The intent is that a full IVOID for a dataset (e.g., from an ObsCore obs_publisher_did
) should be usable to drive a Butler lookup of that dataset.
(This assumes backward compatibility, at least at the level of the ability to perform a Butler.get()
operation, if not to run the pipelines.)
Note that UUIDs are already expected to remain stable across export/import of data from its “Butler of origin” to others, e.g., at remote DACs.
Catalog Entries#
There is no requirement for us to issue IVOA identifiers for individual catalog entries, but there is nothing to prevent this if we so desire. Catalog IDs are meant to be unique for a given data release but are not necessarily unique across the entire lifetime of the survey for all ID types.

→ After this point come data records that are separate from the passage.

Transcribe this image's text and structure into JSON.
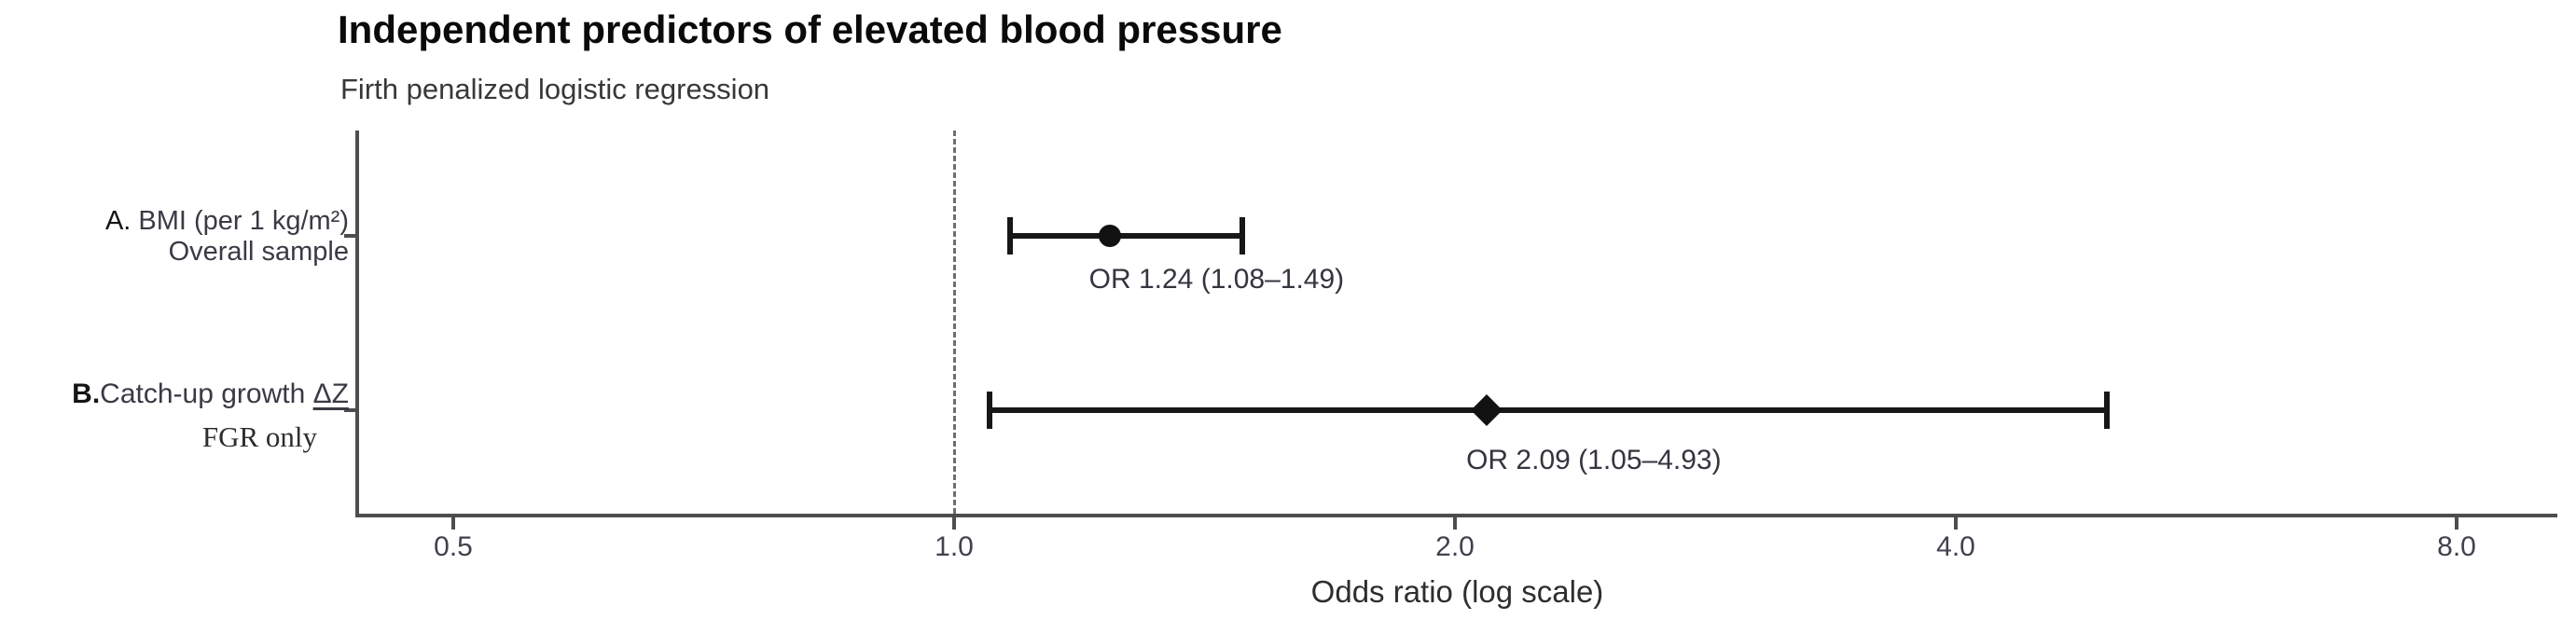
{
  "chart_data": {
    "type": "scatter",
    "variant": "forest-plot",
    "title": "Independent predictors of elevated blood pressure",
    "subtitle": "Firth penalized logistic regression",
    "xlabel": "Odds ratio (log scale)",
    "x_scale": "log2",
    "xlim": [
      0.44,
      9.2
    ],
    "x_ticks": [
      0.5,
      1.0,
      2.0,
      4.0,
      8.0
    ],
    "x_tick_labels": [
      "0.5",
      "1.0",
      "2.0",
      "4.0",
      "8.0"
    ],
    "reference_line": 1.0,
    "grid": false,
    "rows": [
      {
        "panel": "A. ",
        "predictor": "BMI (per 1 kg/m²)",
        "predictor_underlined": "",
        "subgroup": "Overall sample",
        "or": 1.24,
        "ci_low": 1.08,
        "ci_high": 1.49,
        "annotation": "OR 1.24 (1.08–1.49)",
        "marker": "circle"
      },
      {
        "panel": "B.",
        "predictor": "Catch-up growth ",
        "predictor_underlined": "ΔZ",
        "subgroup": "FGR only",
        "or": 2.09,
        "ci_low": 1.05,
        "ci_high": 4.93,
        "annotation": "OR 2.09 (1.05–4.93)",
        "marker": "diamond"
      }
    ]
  }
}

In a similar way to our handling of query strings for Butler datasets we propose a form of ?type=object&release=dr1&id=OBJECTID
for catalog entries.
Here type can be object
, source
, diaobject
, diasource
, or forcedsource
.
HiPS images#
HiPS property files are also required to declare an IVOID. A single dataset type can be represented by multiple HiPS renderings, and therefore the scheme we are adopting is:
ivo://org.rubinobs/lsst-dp1?hips=<hips label>&type=<butler dataset type>
Combined Example#
Given the decisions from the previous sections we propose that our IVOA identifiers will have the form:
ivo://org.rubinobs/lsst-dr1?repo=dr1&id=UUID
ivo://org.rubinobs/lsst-dp1?type=object&release=dp1&id=OBJECTID
ivo://org.rubinobs/lsst-dp1?hips=color_gri&type=deep_coadd
These are in obs_creator_did
form; obs_publisher_did
-style IVOIDs will be constructed by
insertion of the DAC name in the resource key, e.g.:
ivo://org.rubinobs/usdac/lsst-dr1?repo=dr1&id=UUID
References#
Tim Jenness and Gregory P. Dubois-Felsmann. DOI usage for LSST Data Releases. Data Management Technical Note DMTN-318, Vera C. Rubin Observatory, June 2025. URL: https://dmtn-318.lsst.io/.
Markus Demleitner, Raymond Plante, Tony Linde, Roy Williams, and Keith Noddle. IVOA Identifiers Version 2.0. IVOA Recommendation 23 May 2016, May 2016. arXiv:1605.07501, doi:10.5479/ADS/bib/2016ivoa.spec.0523D.
Patrick Dowler, François Bonnarel, and Doug Tody. IVOA Simple Image Access Version 2.0. IVOA Recommendation 23 December 2015, December 2015. doi:10.5479/ADS/bib/2015ivoa.spec.1223D.
Mireille Louys, Doug Tody, Patrick Dowler, Daniel Durand, Laurent Michel, Francos Bonnarel, Alberto Micol, and IVOA DataModel Working Group. Observation Data Model Core Components, its Implementation in the Table Access Protocol Version 1.1. IVOA Recommendation 09 May 2017, May 2017. doi:10.5479/ADS/bib/2017ivoa.spec.0509L.